Recently, it was stated in several news reports that, annually, 1 out of 6 Americans become ill from foodborne diseases, which equates to 48 million people. Out of 48 million people sickened, 3000 will result in death (generally people with weakened immune systems, the very young or elderly). Salmonella accounts for 28 percent of the deaths and 35 percent of hospitalizations. Approximately, 90 percent of estimated illnesses, hospitalizations and deaths were due to; Salmonella, norovirus, toxoplasma, E.coli O157, Listeria, Campylobacter and Clostridium perfringens. Within the next few weeks on our blog each individually listed cause of foodborne illnesses will be described. This week’s blog will be on Norovirus, which most people have experienced at one time or another within their lifetime.
Norovirus was formerly called Norwalk agent and most commonly called the “stomach flu” (a broad name that refers to gastric inflammation caused by a range of viruses and bacteria). This causes about 90 percent of epidemic non-bacterial outbreaks of gastroenteritis around the world and causes a high percentage of foodborne outbreaks within the US. The viruses are transmitted by faecally contaminated food or water, person-to-person contact (that is why hand washing is SO important), and via aerosolization of the virus, which causes the contamination of surfaces (another reason to wash your hands). Interestingly, people with blood type O are more often infected, while blood types B and AB can confer partial protection against symptomatic infection.
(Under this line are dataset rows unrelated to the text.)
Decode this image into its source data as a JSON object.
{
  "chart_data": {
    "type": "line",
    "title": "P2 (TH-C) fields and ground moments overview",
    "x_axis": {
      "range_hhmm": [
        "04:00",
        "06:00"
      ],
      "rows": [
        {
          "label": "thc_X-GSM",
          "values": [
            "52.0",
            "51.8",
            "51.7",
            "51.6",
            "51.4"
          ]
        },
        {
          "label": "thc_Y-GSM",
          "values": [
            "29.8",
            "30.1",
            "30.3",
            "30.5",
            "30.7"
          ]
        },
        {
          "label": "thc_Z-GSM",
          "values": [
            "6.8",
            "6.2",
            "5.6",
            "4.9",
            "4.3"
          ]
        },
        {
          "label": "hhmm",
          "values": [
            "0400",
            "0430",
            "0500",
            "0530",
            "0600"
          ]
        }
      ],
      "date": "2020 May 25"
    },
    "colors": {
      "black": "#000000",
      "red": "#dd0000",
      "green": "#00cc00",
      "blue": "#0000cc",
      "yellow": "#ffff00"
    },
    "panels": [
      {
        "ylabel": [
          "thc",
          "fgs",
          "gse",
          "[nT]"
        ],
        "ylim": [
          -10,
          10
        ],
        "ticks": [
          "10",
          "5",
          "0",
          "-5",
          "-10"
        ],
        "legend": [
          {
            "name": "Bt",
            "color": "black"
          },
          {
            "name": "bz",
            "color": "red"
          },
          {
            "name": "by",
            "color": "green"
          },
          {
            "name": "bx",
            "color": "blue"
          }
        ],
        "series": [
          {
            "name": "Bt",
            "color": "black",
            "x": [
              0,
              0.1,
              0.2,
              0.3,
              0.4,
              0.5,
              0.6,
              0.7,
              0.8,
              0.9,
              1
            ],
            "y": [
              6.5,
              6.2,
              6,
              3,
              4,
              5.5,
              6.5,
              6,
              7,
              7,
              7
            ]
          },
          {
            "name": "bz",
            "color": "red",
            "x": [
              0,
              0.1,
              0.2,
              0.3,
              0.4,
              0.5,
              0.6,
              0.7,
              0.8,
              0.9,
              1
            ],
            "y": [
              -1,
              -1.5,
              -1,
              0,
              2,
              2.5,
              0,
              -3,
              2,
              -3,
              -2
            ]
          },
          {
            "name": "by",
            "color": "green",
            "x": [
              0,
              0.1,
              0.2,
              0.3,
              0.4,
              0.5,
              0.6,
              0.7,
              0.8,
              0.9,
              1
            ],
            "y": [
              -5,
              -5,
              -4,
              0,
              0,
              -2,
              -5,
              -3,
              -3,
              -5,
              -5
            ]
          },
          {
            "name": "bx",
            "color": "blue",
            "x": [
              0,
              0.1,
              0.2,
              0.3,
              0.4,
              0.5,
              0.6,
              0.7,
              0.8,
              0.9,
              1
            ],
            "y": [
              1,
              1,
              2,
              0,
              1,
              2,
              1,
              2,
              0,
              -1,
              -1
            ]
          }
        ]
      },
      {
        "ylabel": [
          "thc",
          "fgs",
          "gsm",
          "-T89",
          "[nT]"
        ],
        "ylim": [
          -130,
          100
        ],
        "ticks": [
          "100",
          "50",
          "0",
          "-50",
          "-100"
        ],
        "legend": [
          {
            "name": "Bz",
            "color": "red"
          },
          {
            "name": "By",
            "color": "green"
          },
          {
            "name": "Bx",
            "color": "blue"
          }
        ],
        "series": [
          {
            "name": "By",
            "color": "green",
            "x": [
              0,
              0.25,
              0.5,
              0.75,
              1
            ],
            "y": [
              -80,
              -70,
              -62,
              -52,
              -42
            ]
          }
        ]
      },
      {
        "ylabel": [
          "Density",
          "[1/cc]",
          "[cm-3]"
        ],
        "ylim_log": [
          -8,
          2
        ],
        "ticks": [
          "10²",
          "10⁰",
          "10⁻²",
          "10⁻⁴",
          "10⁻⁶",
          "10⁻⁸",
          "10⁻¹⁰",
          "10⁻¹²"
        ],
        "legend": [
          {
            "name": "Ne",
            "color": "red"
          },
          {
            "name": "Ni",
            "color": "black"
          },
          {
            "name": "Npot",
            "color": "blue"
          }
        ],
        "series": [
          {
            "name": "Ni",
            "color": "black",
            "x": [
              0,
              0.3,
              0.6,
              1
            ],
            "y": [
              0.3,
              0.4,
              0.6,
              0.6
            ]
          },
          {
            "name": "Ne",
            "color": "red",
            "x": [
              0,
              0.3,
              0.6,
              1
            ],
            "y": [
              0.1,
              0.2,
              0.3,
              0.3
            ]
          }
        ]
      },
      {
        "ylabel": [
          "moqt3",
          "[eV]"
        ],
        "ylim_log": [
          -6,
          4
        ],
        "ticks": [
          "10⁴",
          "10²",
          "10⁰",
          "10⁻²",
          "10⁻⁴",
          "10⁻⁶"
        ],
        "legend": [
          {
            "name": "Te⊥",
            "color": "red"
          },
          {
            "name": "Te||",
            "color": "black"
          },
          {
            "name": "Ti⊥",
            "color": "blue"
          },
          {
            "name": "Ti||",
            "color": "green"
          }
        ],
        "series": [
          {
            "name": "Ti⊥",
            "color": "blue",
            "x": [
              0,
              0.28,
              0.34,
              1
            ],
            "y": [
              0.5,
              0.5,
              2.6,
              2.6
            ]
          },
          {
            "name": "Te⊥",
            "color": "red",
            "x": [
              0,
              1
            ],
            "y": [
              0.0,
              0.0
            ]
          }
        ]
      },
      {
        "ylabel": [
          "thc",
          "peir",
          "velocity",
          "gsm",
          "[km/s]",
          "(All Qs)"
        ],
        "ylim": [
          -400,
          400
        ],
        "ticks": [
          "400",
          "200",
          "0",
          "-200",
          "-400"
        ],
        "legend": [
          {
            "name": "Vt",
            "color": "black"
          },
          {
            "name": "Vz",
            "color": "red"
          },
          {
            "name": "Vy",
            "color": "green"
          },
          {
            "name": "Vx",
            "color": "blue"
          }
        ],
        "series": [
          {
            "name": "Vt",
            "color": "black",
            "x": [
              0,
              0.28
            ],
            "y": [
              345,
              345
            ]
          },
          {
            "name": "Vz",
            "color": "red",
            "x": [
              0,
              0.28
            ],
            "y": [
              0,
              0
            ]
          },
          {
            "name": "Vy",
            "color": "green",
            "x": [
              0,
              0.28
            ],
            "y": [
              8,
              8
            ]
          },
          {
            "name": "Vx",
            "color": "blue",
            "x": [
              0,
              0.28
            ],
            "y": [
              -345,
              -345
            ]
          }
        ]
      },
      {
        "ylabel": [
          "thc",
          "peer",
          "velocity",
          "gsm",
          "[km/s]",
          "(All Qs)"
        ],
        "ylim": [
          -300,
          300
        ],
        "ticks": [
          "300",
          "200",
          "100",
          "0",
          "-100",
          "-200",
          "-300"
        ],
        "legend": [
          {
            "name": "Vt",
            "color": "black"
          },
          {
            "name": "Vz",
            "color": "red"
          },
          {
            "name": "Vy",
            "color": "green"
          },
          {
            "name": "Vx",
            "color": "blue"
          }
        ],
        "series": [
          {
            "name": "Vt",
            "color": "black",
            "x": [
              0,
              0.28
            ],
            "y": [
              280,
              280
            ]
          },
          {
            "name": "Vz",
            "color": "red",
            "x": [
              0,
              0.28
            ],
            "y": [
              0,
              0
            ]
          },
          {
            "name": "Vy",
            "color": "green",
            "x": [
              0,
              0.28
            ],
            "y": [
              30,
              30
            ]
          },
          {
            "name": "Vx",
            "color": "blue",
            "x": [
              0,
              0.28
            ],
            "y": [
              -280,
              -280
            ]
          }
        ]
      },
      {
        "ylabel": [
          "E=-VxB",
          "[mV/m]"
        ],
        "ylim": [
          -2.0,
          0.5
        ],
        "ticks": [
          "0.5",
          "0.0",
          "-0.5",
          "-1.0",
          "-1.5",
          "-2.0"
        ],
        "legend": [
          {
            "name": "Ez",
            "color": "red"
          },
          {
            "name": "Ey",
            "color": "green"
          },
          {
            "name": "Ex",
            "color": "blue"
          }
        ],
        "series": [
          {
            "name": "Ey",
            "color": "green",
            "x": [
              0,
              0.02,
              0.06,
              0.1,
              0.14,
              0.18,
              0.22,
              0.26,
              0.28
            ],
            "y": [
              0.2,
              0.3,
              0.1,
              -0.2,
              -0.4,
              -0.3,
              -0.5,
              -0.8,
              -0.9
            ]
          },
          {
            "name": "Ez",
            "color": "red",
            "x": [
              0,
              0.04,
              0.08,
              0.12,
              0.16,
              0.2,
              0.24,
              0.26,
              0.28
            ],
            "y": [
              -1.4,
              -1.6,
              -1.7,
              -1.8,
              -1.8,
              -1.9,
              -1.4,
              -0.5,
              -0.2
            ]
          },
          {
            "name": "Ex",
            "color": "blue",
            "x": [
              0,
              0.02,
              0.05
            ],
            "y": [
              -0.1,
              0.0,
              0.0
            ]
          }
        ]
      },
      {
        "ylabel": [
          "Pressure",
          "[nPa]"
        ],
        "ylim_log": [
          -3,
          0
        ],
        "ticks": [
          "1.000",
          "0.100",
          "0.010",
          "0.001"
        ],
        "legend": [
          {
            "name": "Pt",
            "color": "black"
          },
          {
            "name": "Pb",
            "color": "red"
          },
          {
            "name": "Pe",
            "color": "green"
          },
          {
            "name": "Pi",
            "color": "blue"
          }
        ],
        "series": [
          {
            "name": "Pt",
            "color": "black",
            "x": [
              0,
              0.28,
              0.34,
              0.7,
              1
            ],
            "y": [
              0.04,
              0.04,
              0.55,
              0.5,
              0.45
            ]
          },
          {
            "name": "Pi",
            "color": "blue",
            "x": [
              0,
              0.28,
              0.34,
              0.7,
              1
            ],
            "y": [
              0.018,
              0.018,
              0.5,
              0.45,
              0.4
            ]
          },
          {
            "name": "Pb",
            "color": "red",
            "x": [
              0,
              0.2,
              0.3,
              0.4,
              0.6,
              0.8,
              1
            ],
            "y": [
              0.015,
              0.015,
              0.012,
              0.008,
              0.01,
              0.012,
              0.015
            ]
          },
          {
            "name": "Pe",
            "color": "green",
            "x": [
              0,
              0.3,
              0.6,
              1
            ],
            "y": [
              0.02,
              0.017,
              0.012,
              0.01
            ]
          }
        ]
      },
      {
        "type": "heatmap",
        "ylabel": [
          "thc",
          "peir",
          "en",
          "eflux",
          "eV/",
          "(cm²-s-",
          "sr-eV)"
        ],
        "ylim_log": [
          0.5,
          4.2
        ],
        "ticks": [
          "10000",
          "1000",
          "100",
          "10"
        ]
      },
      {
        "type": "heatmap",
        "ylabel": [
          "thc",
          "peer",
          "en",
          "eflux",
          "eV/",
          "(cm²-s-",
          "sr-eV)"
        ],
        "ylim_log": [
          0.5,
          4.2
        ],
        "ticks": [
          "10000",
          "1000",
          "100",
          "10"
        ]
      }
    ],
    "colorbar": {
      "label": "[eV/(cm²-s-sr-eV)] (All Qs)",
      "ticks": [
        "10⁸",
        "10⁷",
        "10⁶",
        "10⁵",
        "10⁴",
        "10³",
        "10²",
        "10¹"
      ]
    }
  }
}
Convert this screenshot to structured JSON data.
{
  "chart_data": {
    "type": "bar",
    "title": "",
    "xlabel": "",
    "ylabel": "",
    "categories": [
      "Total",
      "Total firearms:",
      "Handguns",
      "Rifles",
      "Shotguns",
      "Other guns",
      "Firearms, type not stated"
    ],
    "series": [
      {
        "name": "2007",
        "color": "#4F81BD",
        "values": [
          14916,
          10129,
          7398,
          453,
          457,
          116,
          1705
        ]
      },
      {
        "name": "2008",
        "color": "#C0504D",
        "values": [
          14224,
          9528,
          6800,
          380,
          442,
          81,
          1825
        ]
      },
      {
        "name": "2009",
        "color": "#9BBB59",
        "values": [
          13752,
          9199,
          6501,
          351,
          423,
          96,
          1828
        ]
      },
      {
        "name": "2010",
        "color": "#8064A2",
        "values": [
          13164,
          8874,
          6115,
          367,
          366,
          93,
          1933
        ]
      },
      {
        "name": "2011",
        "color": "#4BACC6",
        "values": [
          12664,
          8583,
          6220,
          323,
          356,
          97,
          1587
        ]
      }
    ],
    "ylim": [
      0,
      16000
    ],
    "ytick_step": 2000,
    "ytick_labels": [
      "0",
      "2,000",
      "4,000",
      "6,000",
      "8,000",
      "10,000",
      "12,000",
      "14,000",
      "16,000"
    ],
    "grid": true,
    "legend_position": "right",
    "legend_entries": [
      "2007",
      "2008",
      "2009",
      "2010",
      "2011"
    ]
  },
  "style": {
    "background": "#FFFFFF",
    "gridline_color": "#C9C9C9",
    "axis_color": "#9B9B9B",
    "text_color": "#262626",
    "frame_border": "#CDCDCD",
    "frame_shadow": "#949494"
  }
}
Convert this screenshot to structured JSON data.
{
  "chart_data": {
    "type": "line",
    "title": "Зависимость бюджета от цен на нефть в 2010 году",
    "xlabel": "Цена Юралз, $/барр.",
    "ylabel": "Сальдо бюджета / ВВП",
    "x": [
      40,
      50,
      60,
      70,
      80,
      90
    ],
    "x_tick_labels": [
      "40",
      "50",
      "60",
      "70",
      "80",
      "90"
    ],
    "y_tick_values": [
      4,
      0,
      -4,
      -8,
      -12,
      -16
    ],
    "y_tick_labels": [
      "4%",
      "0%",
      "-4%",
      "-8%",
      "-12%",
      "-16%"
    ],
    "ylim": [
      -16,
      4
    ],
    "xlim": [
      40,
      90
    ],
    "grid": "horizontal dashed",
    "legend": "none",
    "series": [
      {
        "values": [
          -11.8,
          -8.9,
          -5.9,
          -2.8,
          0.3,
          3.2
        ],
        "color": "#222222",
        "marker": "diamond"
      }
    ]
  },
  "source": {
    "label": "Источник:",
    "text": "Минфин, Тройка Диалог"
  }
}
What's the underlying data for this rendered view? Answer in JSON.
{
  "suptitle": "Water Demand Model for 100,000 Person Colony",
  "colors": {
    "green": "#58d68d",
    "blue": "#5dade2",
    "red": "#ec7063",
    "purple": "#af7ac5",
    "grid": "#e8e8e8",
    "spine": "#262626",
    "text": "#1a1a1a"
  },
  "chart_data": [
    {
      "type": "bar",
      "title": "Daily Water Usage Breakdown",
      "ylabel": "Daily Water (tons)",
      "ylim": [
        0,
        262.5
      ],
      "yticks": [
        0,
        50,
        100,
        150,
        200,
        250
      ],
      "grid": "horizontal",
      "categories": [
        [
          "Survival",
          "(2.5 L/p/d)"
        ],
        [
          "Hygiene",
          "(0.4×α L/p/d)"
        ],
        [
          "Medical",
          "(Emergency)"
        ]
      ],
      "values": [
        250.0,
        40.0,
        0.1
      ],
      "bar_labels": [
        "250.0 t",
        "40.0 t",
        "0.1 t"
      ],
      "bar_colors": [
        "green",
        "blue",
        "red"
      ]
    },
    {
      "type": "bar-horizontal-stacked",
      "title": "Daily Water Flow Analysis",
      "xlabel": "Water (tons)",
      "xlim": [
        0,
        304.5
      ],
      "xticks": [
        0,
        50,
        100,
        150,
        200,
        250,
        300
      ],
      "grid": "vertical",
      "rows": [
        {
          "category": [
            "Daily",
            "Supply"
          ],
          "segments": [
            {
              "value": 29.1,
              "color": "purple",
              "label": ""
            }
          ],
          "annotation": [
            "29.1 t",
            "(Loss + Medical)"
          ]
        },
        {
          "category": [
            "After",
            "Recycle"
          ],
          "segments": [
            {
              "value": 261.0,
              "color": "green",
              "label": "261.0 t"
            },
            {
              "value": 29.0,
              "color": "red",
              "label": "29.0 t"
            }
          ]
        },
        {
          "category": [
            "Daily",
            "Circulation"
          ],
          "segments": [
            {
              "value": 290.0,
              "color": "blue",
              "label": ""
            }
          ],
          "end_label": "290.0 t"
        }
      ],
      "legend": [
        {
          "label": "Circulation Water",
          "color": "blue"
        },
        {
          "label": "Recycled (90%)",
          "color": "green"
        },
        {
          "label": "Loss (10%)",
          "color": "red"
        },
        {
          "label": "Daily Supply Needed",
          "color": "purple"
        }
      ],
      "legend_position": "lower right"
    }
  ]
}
Outbreaks of the norovirus infection often occurs in closed or semi-closed communities, such as long-term care facilities, hospitals, schools, cruise ships and dormitories. These infections spread rapidly either by person-to-person contact or through contaminated food. Many norovirus outbreaks have been traced to food that was handled by one infected person.
How to inactivate? Either sufficient heating or by cleaning with chlorine-based disinfectants.
Symptoms: vomiting, diarrhea, abdominal pain and in some cases loss of taste, low grade fever, muscle aches and headaches may also occur.
Incubation period: Symptoms may appear 1 to 2 days after exposure. The principal symptom, gastroenteritis, develops between 24 and 48 hours after exposure and last for 24-60 hours.